In a public spectacle in the summer of 1927, the United States, Canada, and Great Britain showcased the familiar story of cross-border relations. On August 7, 1927, before 100,000 people and an international radio audience that may have reached as many as 50 million, Edward, Prince of Wales, United States Vice President Charles G. Dawes, British Prime Minister Stanley Baldwin, Canadian Prime Minister William Lyon Mackenzie King, and a host of other dignitaries (including the governor of New York, the premier of Ontario, and the U.S. secretary of state) met at Buffalo to dedicate the Peace Bridge, a new commercial link facilitating automobile traffic between the east coast of North America and the interior. It was a major international event. All of the speakers praised the 100-plus years of peace that had prevailed among the United Stales, Great Britain, and Canada since the War of 1812. The "piers of a bridge of friendship" now replaced two hostile forts, Mackenzie King observed. Acknowledging the recent exchange of ministers between the United States and Canada, Secretary of State Frank B. Kellogg observed that between the two countries there "are no racial animosities, no great international antagonism," and that differences "can be settled with the exercise of tolerance and patience, and the application of good common sense." Calling it "a bridge of understanding," Dawes said that the Peace Bridge had been built upon both "the firm bedrock of the Niagara, and the peace of the English-speaking peoples." (3)

Indeed, a strong, stable, vibrant binational community existed along the Niagara border. Many Buffalonians had summer homes on the Canadian Lake Erie shore, and others availed themselves of recreational opportunities afforded by excursion boats making regular trips to the amusement parks and racetrack on the Canadian Niagara peninsula. Americans and Canadians crossed the border daily from homes in one country to jobs in the other. Buffalo colleges and professional schools enrolled substantial numbers of Canadian students. Professional baseball teams from Buffalo and Toronto played in the same league. Even the cross-border Rotary district had been a Canadian-American institution since 1918. As the Peace Bridge opened, urban planners and chambers of commerce on both sides of the border envisioned combining municipalities in Canada and the United States into a single "international city" The Development Committee of the Niagara Area proposed a binational industrial development plan to take maximum advantage of regional resources by linking them with better roads, canals, railroads, and bridges. (4)

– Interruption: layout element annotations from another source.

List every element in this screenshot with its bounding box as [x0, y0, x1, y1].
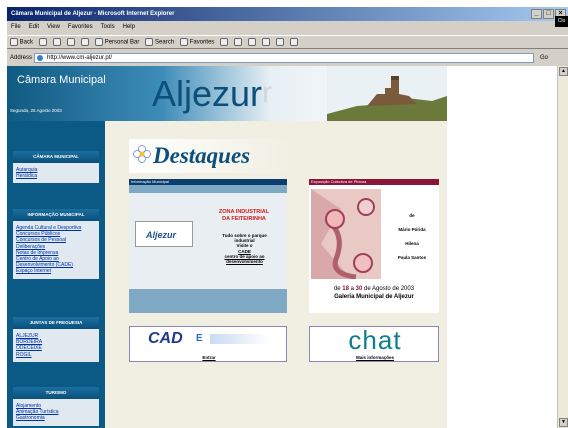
- brand-ghost-text: r: [262, 76, 272, 109]
- tooltip-close-button[interactable]: Clo: [555, 16, 568, 27]
- menu-edit[interactable]: Edit: [29, 22, 39, 33]
- favorites-icon: [180, 38, 189, 46]
- toolbar: Back Personal Bar Search Favorites: [7, 35, 568, 49]
- address-bar: Address http://www.cm-aljezur.pt/ Go: [7, 51, 568, 65]
- sidebar-section-juntas: JUNTAS DE FREGUESIA ALJEZUR BORDEIRA ODE…: [13, 317, 99, 362]
- expo-card-header: Exposição Colectiva de Pintura: [309, 179, 439, 185]
- sidebar-section-informacao: INFORMAÇÃO MUNICIPAL Agenda Cultural e D…: [13, 209, 99, 279]
- cade-logo: CAD: [148, 330, 183, 347]
- entrar-link[interactable]: Entrar: [130, 355, 288, 360]
- destaques-banner: Destaques: [129, 139, 291, 173]
- expo-card[interactable]: Exposição Colectiva de Pintura de Mário …: [309, 179, 439, 313]
- municipality-title: Câmara Municipal: [17, 74, 106, 86]
- history-icon[interactable]: [220, 38, 229, 46]
- window-title: Câmara Municipal de Aljezur - Microsoft …: [11, 11, 175, 17]
- sidebar-section-title: INFORMAÇÃO MUNICIPAL: [13, 209, 99, 221]
- vertical-scrollbar[interactable]: ▲ ▼: [557, 66, 568, 428]
- maximize-button[interactable]: □: [543, 9, 554, 19]
- sidebar-section-title: CÂMARA MUNICIPAL: [13, 151, 99, 163]
- mail-icon[interactable]: [234, 38, 243, 46]
- cade-card[interactable]: CAD E Entrar: [129, 326, 287, 362]
- flower-icon: [133, 145, 151, 163]
- home-icon[interactable]: [81, 38, 90, 46]
- sidebar-section-title: JUNTAS DE FREGUESIA: [13, 317, 99, 329]
- menu-help[interactable]: Help: [123, 22, 135, 33]
- expo-gallery: Galeria Municipal de Aljezur: [334, 294, 414, 300]
- info-card[interactable]: Informação Municipal Aljezur ZONA INDUST…: [129, 179, 287, 313]
- aljezur-logo: Aljezur: [135, 221, 193, 247]
- stop-icon[interactable]: [53, 38, 62, 46]
- mais-informacoes-link[interactable]: Mais informações: [310, 355, 440, 360]
- chat-logo: chat: [348, 325, 402, 355]
- zona-industrial-title: ZONA INDUSTRIAL DA FEITEIRINHA: [218, 209, 270, 222]
- chat-card[interactable]: chat Mais informações: [309, 325, 440, 362]
- menu-tools[interactable]: Tools: [101, 22, 115, 33]
- header-date: Segunda, 25 Agosto 2003: [10, 108, 62, 113]
- address-input[interactable]: http://www.cm-aljezur.pt/: [34, 53, 534, 63]
- back-arrow-icon: [10, 38, 18, 46]
- search-icon: [145, 38, 154, 46]
- sidebar-link-cade[interactable]: Centro de Apoio ao Desenvolvimento (CADE…: [16, 256, 96, 268]
- artist-names: de Mário Pórida Hilena Paula Santos: [397, 213, 427, 260]
- search-button[interactable]: Search: [145, 38, 174, 46]
- page-viewport: Câmara Municipal Segunda, 25 Agosto 2003…: [7, 66, 557, 428]
- painting-image: [311, 189, 381, 279]
- menu-favorites[interactable]: Favorites: [68, 22, 93, 33]
- site-header: Câmara Municipal Segunda, 25 Agosto 2003…: [7, 66, 447, 121]
- menu-view[interactable]: View: [47, 22, 60, 33]
- browser-window: Câmara Municipal de Aljezur - Microsoft …: [7, 7, 568, 428]
- minimize-button[interactable]: _: [531, 9, 542, 19]
- edit-icon[interactable]: [262, 38, 271, 46]
- sidebar-link-espaco-internet[interactable]: Espaço Internet: [16, 268, 96, 274]
- scroll-down-icon[interactable]: ▼: [559, 418, 568, 427]
- cade-logo-fade: [210, 334, 270, 344]
- main-content: Destaques Informação Municipal Aljezur Z…: [115, 138, 440, 428]
- logo-text: Aljezur: [146, 230, 177, 240]
- sidebar-link-heraldica[interactable]: Heráldica: [16, 173, 96, 179]
- sidebar-section-title: TURISMO: [13, 387, 99, 399]
- sidebar-section-camara: CÂMARA MUNICIPAL Autarquia Heráldica: [13, 151, 99, 184]
- personal-bar-button[interactable]: Personal Bar: [95, 38, 139, 46]
- refresh-icon[interactable]: [67, 38, 76, 46]
- site-page: Câmara Municipal Segunda, 25 Agosto 2003…: [7, 66, 447, 428]
- go-button[interactable]: Go: [540, 55, 548, 61]
- info-card-text: Tudo sobre o parque industrial Visite o …: [207, 233, 282, 264]
- destaques-title: Destaques: [153, 143, 251, 168]
- forward-arrow-icon[interactable]: [39, 38, 48, 46]
- expo-dates: de 18 a 30 de Agosto de 2003: [333, 286, 415, 292]
- menu-file[interactable]: File: [11, 22, 21, 33]
- info-card-header: Informação Municipal: [129, 179, 287, 185]
- favorites-button[interactable]: Favorites: [180, 38, 214, 46]
- scroll-up-icon[interactable]: ▲: [559, 67, 568, 76]
- address-label: Address: [10, 55, 33, 61]
- sidebar-link-rogil[interactable]: ROGIL: [16, 352, 96, 358]
- info-card-body: Aljezur ZONA INDUSTRIAL DA FEITEIRINHA T…: [129, 193, 287, 289]
- discuss-icon[interactable]: [276, 38, 285, 46]
- back-button[interactable]: Back: [10, 38, 33, 46]
- title-bar: Câmara Municipal de Aljezur - Microsoft …: [7, 7, 568, 21]
- sidebar: CÂMARA MUNICIPAL Autarquia Heráldica INF…: [7, 121, 105, 428]
- sidebar-section-turismo: TURISMO Alojamento Animação Turística Ga…: [13, 387, 99, 426]
- personal-bar-icon: [95, 38, 104, 46]
- messenger-icon[interactable]: [290, 38, 299, 46]
- castle-image: [327, 66, 447, 121]
- print-icon[interactable]: [248, 38, 257, 46]
- sidebar-link-gastronomia[interactable]: Gastronomia: [16, 415, 96, 421]
- cade-logo-e: E: [196, 333, 203, 344]
- menu-bar: File Edit View Favorites Tools Help: [7, 22, 135, 33]
- brand-logo: Aljezur: [152, 73, 263, 114]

While the binational community was stable, it was not without tension. Even as the dignitaries spoke at the bridge, there were signs that solidarity was under stress. The York Times report of the dedication appeared under the headline "Dawes Criticizes Failure of Geneva Parley in Peace Bridge Speech." (5) That headline, referring to Great Britain's resistance to American overtures about naval disarmament, was ironic because, as the world listened to the celebration of peace, U.S. Prohibition enforcement activities made the Niagara River anything but peaceful.